It's Go Time: What We Endured This Election Year Might Finally Be Over


Election day is finally here!

Today millions Americans will head to the poles in troves to cast their vote for the presidential election after a wearing and, bitter campaign year that at times revolted us and disheartened our view of the American political system.

Seventeen major candidates entered the race in March of last year. Just nineteen months after Senator Ted Cruz of Texas fired the unofficial starting gun on the election campaign, the largest presidential primary field of any political party in American history which saw a lineup that included Governor Jeb Bush of Florida, a retired neurosurgeon, a New Jersey, governor, and businesswoman Carly Fiorina, the Republican party has been whittled down to business magnate Donald Trump. His last opponent standing: Hillary Rodham Clinton.

No matter the outcome, history will be made. A Clinton victory would mean that the country would see its first female commander-in-chief in the history of our country's 240 years. Trump's win would typify a deeper rejection of the Washington establishment that has gone unseen for generations. The prevailing candidate will come from the choice of our entirely disunited country. Democrats have appealed to voters that Trump presidency, this judgment gathered from his rhetoric on immigration, race and gender, would constitute a an absolute rejection of the most basic American values. Trump has been embraced by supporters who believe his outsider campaign embodies the jettison of a political establishment that went corrupt ages ago and spurned blue-collar workers.

As all eyes focus squarely on the two rivals as the results roll in today, here's what you should keep in mind.
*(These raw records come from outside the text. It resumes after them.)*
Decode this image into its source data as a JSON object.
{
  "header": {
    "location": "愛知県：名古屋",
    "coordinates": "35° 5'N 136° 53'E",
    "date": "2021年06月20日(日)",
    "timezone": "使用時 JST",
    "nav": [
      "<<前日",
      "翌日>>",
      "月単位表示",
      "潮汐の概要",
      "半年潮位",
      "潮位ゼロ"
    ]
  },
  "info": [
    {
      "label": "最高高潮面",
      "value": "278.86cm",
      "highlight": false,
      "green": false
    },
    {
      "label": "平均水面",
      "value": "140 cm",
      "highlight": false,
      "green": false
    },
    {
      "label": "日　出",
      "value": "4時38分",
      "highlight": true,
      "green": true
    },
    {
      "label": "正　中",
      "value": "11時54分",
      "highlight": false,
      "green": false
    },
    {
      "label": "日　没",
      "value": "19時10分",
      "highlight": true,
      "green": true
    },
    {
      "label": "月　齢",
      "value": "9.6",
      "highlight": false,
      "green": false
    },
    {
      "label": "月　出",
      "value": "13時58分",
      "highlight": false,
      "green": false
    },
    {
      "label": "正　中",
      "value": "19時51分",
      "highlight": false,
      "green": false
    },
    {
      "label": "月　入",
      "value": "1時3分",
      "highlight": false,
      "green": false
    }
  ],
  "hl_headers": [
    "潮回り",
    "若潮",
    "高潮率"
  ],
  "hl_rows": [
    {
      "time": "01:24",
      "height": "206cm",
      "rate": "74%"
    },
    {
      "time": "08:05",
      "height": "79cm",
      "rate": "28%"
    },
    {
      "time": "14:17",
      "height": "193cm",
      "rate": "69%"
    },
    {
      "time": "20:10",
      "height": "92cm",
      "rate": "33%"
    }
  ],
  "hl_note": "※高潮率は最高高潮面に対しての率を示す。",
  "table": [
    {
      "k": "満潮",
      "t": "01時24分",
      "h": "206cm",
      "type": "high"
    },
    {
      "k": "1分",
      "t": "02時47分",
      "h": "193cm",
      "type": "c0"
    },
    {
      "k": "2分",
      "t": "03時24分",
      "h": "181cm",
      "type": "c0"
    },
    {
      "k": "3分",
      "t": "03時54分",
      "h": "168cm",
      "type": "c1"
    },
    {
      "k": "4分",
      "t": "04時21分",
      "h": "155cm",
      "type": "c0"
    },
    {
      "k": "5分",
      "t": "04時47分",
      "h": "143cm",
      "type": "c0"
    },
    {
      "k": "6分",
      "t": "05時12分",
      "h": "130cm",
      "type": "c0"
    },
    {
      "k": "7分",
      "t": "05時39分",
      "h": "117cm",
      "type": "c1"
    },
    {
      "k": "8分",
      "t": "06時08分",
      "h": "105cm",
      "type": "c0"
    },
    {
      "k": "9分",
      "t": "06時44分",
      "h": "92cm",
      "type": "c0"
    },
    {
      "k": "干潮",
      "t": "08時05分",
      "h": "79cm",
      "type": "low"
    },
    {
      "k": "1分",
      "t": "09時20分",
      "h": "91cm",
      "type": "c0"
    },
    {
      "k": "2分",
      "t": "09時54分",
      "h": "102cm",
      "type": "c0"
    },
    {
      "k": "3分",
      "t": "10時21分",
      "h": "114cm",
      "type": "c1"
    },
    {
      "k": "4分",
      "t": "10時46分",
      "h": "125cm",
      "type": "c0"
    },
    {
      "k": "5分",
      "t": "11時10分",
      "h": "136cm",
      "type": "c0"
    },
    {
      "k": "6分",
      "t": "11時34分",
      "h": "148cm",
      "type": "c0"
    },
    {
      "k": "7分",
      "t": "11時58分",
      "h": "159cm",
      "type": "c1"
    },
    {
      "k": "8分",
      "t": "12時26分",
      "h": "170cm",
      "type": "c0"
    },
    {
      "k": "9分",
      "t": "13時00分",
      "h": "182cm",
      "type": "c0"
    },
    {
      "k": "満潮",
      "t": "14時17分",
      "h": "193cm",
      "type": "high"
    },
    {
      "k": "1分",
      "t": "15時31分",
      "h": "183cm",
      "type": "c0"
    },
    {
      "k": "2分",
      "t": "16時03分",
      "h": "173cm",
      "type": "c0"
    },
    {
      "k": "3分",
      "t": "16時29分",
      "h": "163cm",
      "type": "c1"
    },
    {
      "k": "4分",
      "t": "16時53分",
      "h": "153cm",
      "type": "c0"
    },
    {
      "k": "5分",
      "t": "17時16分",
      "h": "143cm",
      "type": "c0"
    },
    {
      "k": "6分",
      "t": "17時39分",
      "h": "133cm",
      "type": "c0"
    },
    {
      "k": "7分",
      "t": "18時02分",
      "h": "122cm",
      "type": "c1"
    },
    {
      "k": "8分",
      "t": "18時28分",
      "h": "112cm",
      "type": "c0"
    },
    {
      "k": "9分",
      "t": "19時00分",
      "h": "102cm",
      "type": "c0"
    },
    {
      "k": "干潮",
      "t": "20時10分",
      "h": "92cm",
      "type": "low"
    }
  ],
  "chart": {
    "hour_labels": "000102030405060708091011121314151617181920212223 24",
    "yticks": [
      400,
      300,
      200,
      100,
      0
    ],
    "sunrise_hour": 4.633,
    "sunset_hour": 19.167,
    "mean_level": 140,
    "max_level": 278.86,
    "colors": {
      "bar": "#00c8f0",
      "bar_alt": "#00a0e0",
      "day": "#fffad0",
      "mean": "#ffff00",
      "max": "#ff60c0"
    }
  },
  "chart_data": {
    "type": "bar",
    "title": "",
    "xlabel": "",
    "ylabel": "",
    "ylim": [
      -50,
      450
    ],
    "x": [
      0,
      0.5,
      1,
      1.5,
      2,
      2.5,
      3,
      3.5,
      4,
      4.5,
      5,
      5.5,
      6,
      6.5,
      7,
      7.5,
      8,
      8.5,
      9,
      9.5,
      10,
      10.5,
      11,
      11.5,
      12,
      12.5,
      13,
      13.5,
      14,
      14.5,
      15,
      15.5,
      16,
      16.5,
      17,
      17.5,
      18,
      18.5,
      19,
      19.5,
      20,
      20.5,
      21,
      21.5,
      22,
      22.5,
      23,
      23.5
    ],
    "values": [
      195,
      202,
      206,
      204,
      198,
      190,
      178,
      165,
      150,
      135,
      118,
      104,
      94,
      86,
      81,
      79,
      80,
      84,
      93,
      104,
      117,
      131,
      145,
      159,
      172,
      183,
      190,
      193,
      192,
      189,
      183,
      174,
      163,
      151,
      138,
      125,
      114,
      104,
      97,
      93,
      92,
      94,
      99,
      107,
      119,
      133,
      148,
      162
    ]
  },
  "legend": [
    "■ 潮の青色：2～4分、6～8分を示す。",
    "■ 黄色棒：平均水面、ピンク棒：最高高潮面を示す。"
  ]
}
It's not over until they say it's over:

Results should come in tonight. While unlikely, there's always an outside chance that a close result could call for a recount. There's also a chance the results run into overtime and we won't get the declaration tonight.

Where to vote:

Find your poling spot here. Bring your ID!

Yes, your vote matters:

Every vote matters. If you're in North Carolina and Florida you should get your butt to the poles ASAP because your vote really matters. The two states will need to be snagged by Clinton or Trump in order to win. Both states have voters each candidate depends on – women, hispanic and black voters for Clinton and white working class voters to be snapped up by Trump.

What else is on the ballot:

Seats in the Senate and the House.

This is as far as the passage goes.